Os velhos morreram de overdose | Boqnews

Ponto de vista

24 de outubro de 2013

Os velhos morreram de overdose

Não acredito na expressão Terceira Idade. Não utilizo,
por desconfiar da ilusão da má fé, os termos Melhor Idade. Idosos, para mim, é
somente mais uma arma politicamente correta, capaz de esconder os problemas
reais e maquiar a velhice.

A vida nos envelhece. Ficamos velhos. Mas envelhecer está
além dos muros da redundância biológica. Conheço pessoas com mais de 70 anos
que tem uma vida mais agitada do que a minha.

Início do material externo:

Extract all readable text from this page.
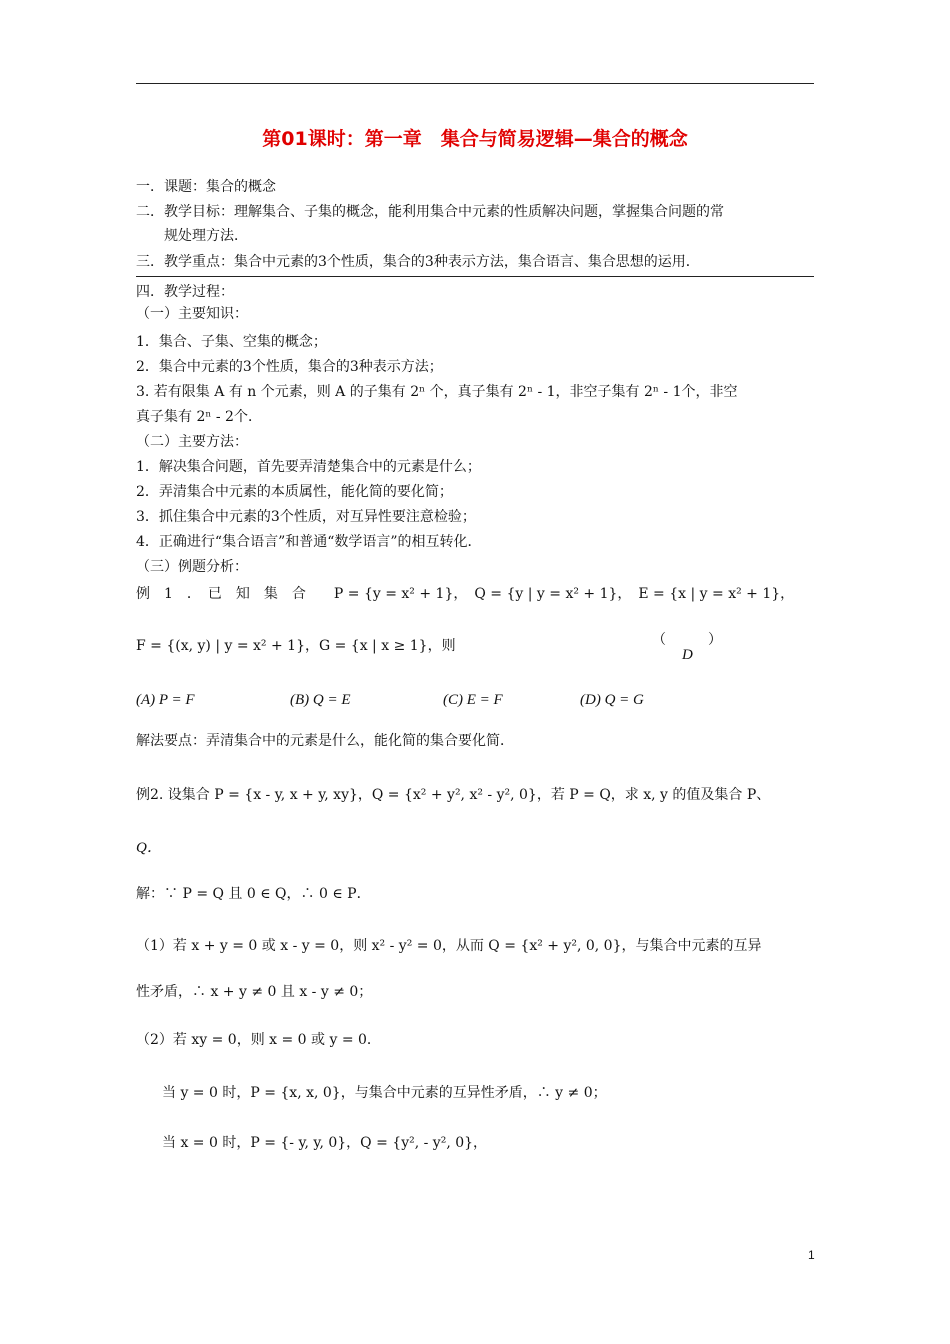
第01课时：第一章　集合与简易逻辑—集合的概念
一．课题：集合的概念
二．教学目标：理解集合、子集的概念，能利用集合中元素的性质解决问题，掌握集合问题的常
规处理方法．
三．教学重点：集合中元素的3个性质，集合的3种表示方法，集合语言、集合思想的运用．
四．教学过程：
（一）主要知识：
1．集合、子集、空集的概念；
2．集合中元素的3个性质，集合的3种表示方法；
3. 若有限集 A 有 n 个元素，则 A 的子集有 2ⁿ 个，真子集有 2ⁿ - 1，非空子集有 2ⁿ - 1个，非空
真子集有 2ⁿ - 2个．
（二）主要方法：
1．解决集合问题，首先要弄清楚集合中的元素是什么；
2．弄清集合中元素的本质属性，能化简的要化简；
3．抓住集合中元素的3个性质，对互异性要注意检验；
4．正确进行“集合语言”和普通“数学语言”的相互转化．
（三）例题分析：
例　1　．　已　知　集　合　　P = {y = x² + 1}，　Q = {y | y = x² + 1}，　E = {x | y = x² + 1}，
F = {(x, y) | y = x² + 1}，G = {x | x ≥ 1}，则	（　　　）
D
(A) P = F	(B) Q = E	(C) E = F	(D) Q = G
解法要点：弄清集合中的元素是什么，能化简的集合要化简．
例2. 设集合 P = {x - y, x + y, xy}，Q = {x² + y², x² - y², 0}，若 P = Q，求 x, y 的值及集合 P、
Q．
解：∵ P = Q 且 0 ∈ Q，∴ 0 ∈ P．
（1）若 x + y = 0 或 x - y = 0，则 x² - y² = 0，从而 Q = {x² + y², 0, 0}，与集合中元素的互异
性矛盾，∴ x + y ≠ 0 且 x - y ≠ 0；
（2）若 xy = 0，则 x = 0 或 y = 0．
当 y = 0 时，P = {x, x, 0}，与集合中元素的互异性矛盾，∴ y ≠ 0；
当 x = 0 时，P = {- y, y, 0}，Q = {y², - y², 0}，
1
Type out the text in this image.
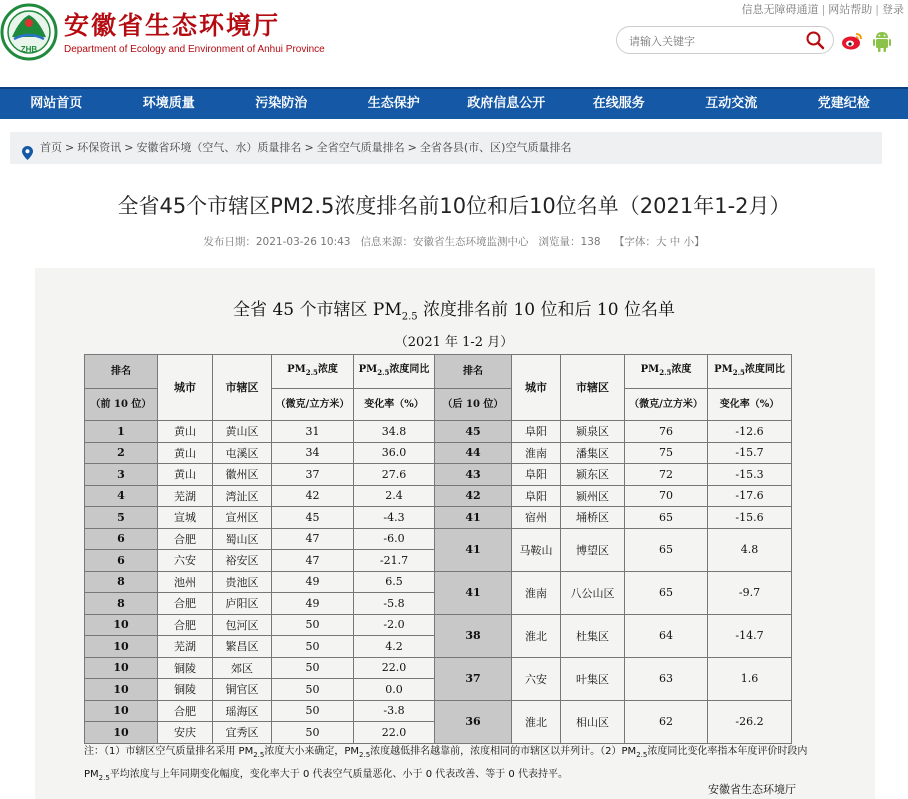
ZHB
安徽省生态环境厅
Department of Ecology and Environment of Anhui Province
信息无障碍通道 | 网站帮助 | 登录
请输入关键字
网站首页	环境质量	污染防治	生态保护	政府信息公开	在线服务	互动交流	党建纪检
首页 > 环保资讯 > 安徽省环境（空气、水）质量排名 > 全省空气质量排名 > 全省各县(市、区)空气质量排名
全省45个市辖区PM2.5浓度排名前10位和后10位名单（2021年1-2月）
发布日期：2021-03-26 10:43 信息来源：安徽省生态环境监测中心 浏览量：138 【字体：大 中 小】
全省 45 个市辖区 $PM_{2.5}$ 浓度排名前 10 位和后 10 位名单
（2021 年 1-2 月）
排名	城市	市辖区	$PM_{2.5}$浓度	$PM_{2.5}$浓度同比	排名	城市	市辖区	$PM_{2.5}$浓度	$PM_{2.5}$浓度同比
（前 10 位）			（微克/立方米）	变化率（%）	（后 10 位）			（微克/立方米）	变化率（%）
1	黄山	黄山区	31	34.8	45	阜阳	颍泉区	76	-12.6
2	黄山	屯溪区	34	36.0	44	淮南	潘集区	75	-15.7
3	黄山	徽州区	37	27.6	43	阜阳	颍东区	72	-15.3
4	芜湖	湾沚区	42	2.4	42	阜阳	颍州区	70	-17.6
5	宣城	宣州区	45	-4.3	41	宿州	埇桥区	65	-15.6
6	合肥	蜀山区	47	-6.0	41	马鞍山	博望区	65	4.8
6	六安	裕安区	47	-21.7					
8	池州	贵池区	49	6.5	41	淮南	八公山区	65	-9.7
8	合肥	庐阳区	49	-5.8					
10	合肥	包河区	50	-2.0	38	淮北	杜集区	64	-14.7
10	芜湖	繁昌区	50	4.2					
10	铜陵	郊区	50	22.0	37	六安	叶集区	63	1.6
10	铜陵	铜官区	50	0.0					
10	合肥	瑶海区	50	-3.8	36	淮北	相山区	62	-26.2
10	安庆	宜秀区	50	22.0					
注：（1）市辖区空气质量排名采用 $PM_{2.5}$浓度大小来确定，$PM_{2.5}$浓度越低排名越靠前，浓度相同的市辖区以并列计。$(2)PM_{2.5}$浓度同比变化率指本年度评价时段内 $PM_{2.5}$平均浓度与上年同期变化幅度，变化率大于 0 代表空气质量恶化、小于 0 代表改善、等于 0 代表持平。
安徽省生态环境厅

E conheço gente que se julga
adulta por conta da carteira de identidade, mas que pensa e se comporta como se
a Idade Média tivesse acabado ontem.

Tornar-se velho é mais do que tempo maior para
recuperação de atividade física. É mais do que falta de fôlego para fazer o que
fazíamos na semana passada. A velhice irreversível ataca mentalidade, valores, perspectivas
de mundo. A velhice se prolifera pelas palavras e atitudes que indicam o quanto
podemos nos agarrar em conceitos antigos e obsoletos.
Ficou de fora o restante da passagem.